L’entreprise Capgemini a interrogé 1 300 dirigeants exécutifs de monopoles de puissances impérialistes européennes (dont la France) et nord-américaines, sur la réindustrialisation. Si le premier rapport, en 2024, notait essentiellement que les grands cadres de la bourgeoisie étaient unanimes sur la nécessité de réindustrialiser et sur le retour d’emplois industriels dans les pays impérialistes, le rapport de 2025 précise beaucoup de choses.

Des années de transition industrielle à venir

En synthèse, le rapport indique que les prochaines années vont être une transition industrielle où des industries stratégiques (armement, défense, électronique de pointe, énergie/batteries) vont être relocalisées partiellement ou intégralement, avec un certain tissu d’industrie légère ou de consommation qui pourra servir à l’effort d’une économie de guerre (comme l’agroalimentaire). Une partie importante de l’industrie lourde sera « relocalisée chez des amis », c’est-à-dire des pays voisins plus proches que l’Asie du Sud, où les impérialistes peuvent contrôler les chaînes d’approvisionnement et les salaires : pour les impérialistes d’Europe ça sera notamment le Maghreb et l’Europe de l’est. L’industrie lourde stratégique pour les impérialistes vise quant à elle à être fortement subventionnée dans un deal avec les grands groupes.

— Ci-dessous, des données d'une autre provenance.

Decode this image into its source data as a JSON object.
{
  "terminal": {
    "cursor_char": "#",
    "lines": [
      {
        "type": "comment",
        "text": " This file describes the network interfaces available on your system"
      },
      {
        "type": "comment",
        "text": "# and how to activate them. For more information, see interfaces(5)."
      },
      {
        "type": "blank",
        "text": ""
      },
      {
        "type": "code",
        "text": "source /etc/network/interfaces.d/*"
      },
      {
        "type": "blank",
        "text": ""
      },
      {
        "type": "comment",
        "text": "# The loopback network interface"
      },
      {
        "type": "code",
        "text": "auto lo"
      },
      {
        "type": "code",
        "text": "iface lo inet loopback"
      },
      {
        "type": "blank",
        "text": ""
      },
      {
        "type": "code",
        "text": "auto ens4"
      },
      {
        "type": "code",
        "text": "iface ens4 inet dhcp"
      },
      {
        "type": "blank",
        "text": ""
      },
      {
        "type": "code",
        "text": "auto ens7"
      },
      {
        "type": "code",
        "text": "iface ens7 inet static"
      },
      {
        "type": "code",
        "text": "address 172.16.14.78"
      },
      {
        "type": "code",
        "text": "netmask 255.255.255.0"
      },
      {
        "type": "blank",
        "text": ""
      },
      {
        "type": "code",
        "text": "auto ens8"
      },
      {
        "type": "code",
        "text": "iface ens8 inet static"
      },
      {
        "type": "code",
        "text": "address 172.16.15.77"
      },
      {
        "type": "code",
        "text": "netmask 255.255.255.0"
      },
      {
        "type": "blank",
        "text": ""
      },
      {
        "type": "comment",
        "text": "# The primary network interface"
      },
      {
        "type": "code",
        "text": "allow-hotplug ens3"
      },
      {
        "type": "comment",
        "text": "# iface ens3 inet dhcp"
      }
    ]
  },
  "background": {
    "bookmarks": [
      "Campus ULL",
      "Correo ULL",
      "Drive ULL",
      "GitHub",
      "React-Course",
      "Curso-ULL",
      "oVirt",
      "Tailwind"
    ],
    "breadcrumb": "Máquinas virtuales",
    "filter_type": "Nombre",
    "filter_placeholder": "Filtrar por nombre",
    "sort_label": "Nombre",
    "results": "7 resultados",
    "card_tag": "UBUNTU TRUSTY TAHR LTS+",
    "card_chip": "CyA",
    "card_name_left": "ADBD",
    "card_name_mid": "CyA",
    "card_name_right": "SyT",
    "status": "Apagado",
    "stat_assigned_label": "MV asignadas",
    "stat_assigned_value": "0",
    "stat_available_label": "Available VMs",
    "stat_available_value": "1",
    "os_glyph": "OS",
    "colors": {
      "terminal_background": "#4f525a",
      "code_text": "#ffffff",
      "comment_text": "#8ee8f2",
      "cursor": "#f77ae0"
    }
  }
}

C’est dans ce sens qu’il faut comprendre le sommet « Choose France », où 40 milliards d’euros d’investissement ont été annoncés au mois de mai. Un exemple de cette tendance dans le privé est le groupe Europlasma, qui reprend depuis 2021 des fonderies et forges à travers la France pour faire passer leur production à celle d’obus.

L’impérialisme français et la bourgeoisie française développent leur politique de réindustrialisation au milieu d’une situation économique en crise. Les monopoles jouent au poker menteur avec l’État pour garantir qu’ils s’en sortent le mieux face aux concurrents. Si l’immense majorité de la bourgeoisie est d’accord pour payer un « prix premium » afin de relocaliser une partie de la production, elle souhaite avant tout le faire financer par leur État plutôt que de le sortir de leur poche. La crise de la dette gêne la réindustrialisation car elle empêche l’Etat de soutenir les capitaux. Pour gérer cela, les capitalistes ont déjà commencé à faire payer la crise aux masses par l’inflation depuis plusieurs années, ce qui engendre la lutte pour les salaires dans les entreprises.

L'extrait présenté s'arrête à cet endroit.